(Domingos Amaral)
Episódio Nº 140
Naquele instante, Afonso
Henriques pareceu-me um gigante, um ser do outro mundo, um rei das ancestrais
histórias da cavalaria visigótica, um herói magnífico bafejado pela sorte de
Deus.
Em silêncio, com o coração
emocionado, escutei a sua voz e ela era forte, profunda e serena.
Em nome de Deus e do
apóstolo Santiago, eu, Afonso Henriques, filho do conde Henrique e da condessa
Dona Teresa e neto de D. Afonso, imperador da Hispânia, armo-me cavaleiro pela
graça de Jesus Cristo e de Nossa Senhora, neste santo dia de Pentecostes.
O príncipe mantivera a
espada ao alto, em frente da sua cara, e depois tocou no seu ombro esquerdo e
no direito. De seguida ajoelhou em frente à imagem de Jesus Cristo e rezou de
novo, sempre com a espada levantada.
Quando terminou, colocou-a
na bainha, levantou-se e virou-se para trás.
O primeiro a aproximar-se
dele foi Paio Mendes, arcebispo de Braga que o abraçou fortemente, os olhos a
brilharem de crença no futuro.
Depois, meu tio Ermígio
Moniz, calmo e silencioso, abraçou também o meu melhor amigo que lhe agradeceu
o quanto aprendera com ele.
Seguiu-se meu pai, comovido,
que ao envolvê-lo murmurou:
- Que honra, meu filho.
Meu pai tinha os olhos
marejados de lágrimas e a sua voz tremia ligeiramente quando acrescentou:
- Dórdia gostaria muito de
vos ver neste dia.
Na cara do meu amigo
príncipe nasceu um sorriso infantil e surpreendido, também ele sentindo
saudades daquela mulher que todos nós sempre amáramos.
Nesse momento ajoelhei à
frente dele, mas Afonso Henriques deu-me a mão e obrigou-me a levantar.
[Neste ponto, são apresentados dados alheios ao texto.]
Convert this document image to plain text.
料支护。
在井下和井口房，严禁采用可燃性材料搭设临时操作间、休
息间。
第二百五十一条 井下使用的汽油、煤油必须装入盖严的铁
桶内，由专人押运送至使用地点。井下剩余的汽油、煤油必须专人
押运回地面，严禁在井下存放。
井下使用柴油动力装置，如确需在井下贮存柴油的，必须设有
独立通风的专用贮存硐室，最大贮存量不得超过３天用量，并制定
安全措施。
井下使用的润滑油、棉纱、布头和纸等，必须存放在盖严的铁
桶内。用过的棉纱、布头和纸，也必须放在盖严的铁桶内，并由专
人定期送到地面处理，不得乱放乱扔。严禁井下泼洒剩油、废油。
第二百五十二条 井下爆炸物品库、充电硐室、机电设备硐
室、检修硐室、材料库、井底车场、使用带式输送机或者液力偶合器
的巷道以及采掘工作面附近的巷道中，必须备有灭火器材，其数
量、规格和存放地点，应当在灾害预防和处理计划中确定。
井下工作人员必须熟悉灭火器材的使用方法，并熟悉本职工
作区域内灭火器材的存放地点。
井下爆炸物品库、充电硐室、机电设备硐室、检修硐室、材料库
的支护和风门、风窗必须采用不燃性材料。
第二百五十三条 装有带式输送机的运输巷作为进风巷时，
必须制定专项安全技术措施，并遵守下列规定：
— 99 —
- Nenhum amigo se ajoelha à
minha frente, Lourenço Viegas.
Lembro-me de lhe ter dito:
- Obrigado meu príncipe.
Ele corrigiu-me de imediato:
- Afonso Henriques é o meu nome, e para os
meus irmãos sê-lo-à sempre!
Embora soubesse que tudo
tinha mudado nas nossas vidas concordei com um sorriso e depois dei um passo
atrás.
Então Gonçalo ficou frente
ao príncipe. Atrapalhado, perguntou:
- E eu tenho de ajoelhar?
Nós rimo-nos e Afonso
Henriques abriu-lhe os braços.
Sois como meu irmão.
Gonçalo abraçou-o, mas
continuava envergonhado, via-se que não estava à vontade com estas
manifestações, por isso deu dois passos para trás, olhou para mim e perguntou:
- E agora, vamos jantar?
A sorrir começamos a dirigir
à saída, mas antes o príncipe entregou a meu pai a espada do conde Henrique e
disse-lhe:
- Um dia podereis devolver-ma.
Saímos da catedral e
juntámo-nos à pequena comitiva que tinha vindo connosco. Vários
cavaleiros-vilões olharam para Afonso Henriques, intrigados por o verem de
armadura, e aos poucos a notícia foi correndo e todos o vieram saudar.
Depois para evitarmos
cruzarmo-nos com Afonso VII ou com Dona Teresa partimos pela estrada de
Salamanca. Quando Zamora ficara já para trás, Afonso Henriques acercou-se de
mim e de Gonçalo. Sem o capacete, a armadura e o escudo parecia o nosso amigo
de sempre
Decidi viver em Guimarães –
informou.
Olhou para Gonçalo e
perguntou:
- Podeis mudar-vos para lá?
- Claro, desde que possa levar umas
soldadeiras...
Depois, olhou para mim.
- A Maria quer viver em
Lamego ou em Tui?
Suspirei e sugeri:
- Iremos para Guimarães. Ela quer que eu fique
junto de vós.
O príncipe aprovou e
acrescentou:
- Assim vou sabendo novidades de Chamoa.
Ao ouvi-lo, Gonçalo
resmungou:
- Essa também, tanta
coisa... e casou sem pestanejar!
Cinco semanas depois da
Páscoa, Paio Soares e Chamoa Gomes tinham casado na Maia, na presença de Dona
Teresa, mas não do príncipe, que regressara a Guimarães depois da frustrada a
tentativa para rapt ar a sua amada.
Ligeiramente irritado com o
comentário crítico do amigo, Afonso Henriques declarou:
- Não digas mal dela à minha frente.
Permanecia enamorado e
disse-nos:
- Gostava tanto que ela me tivesse visto hoje.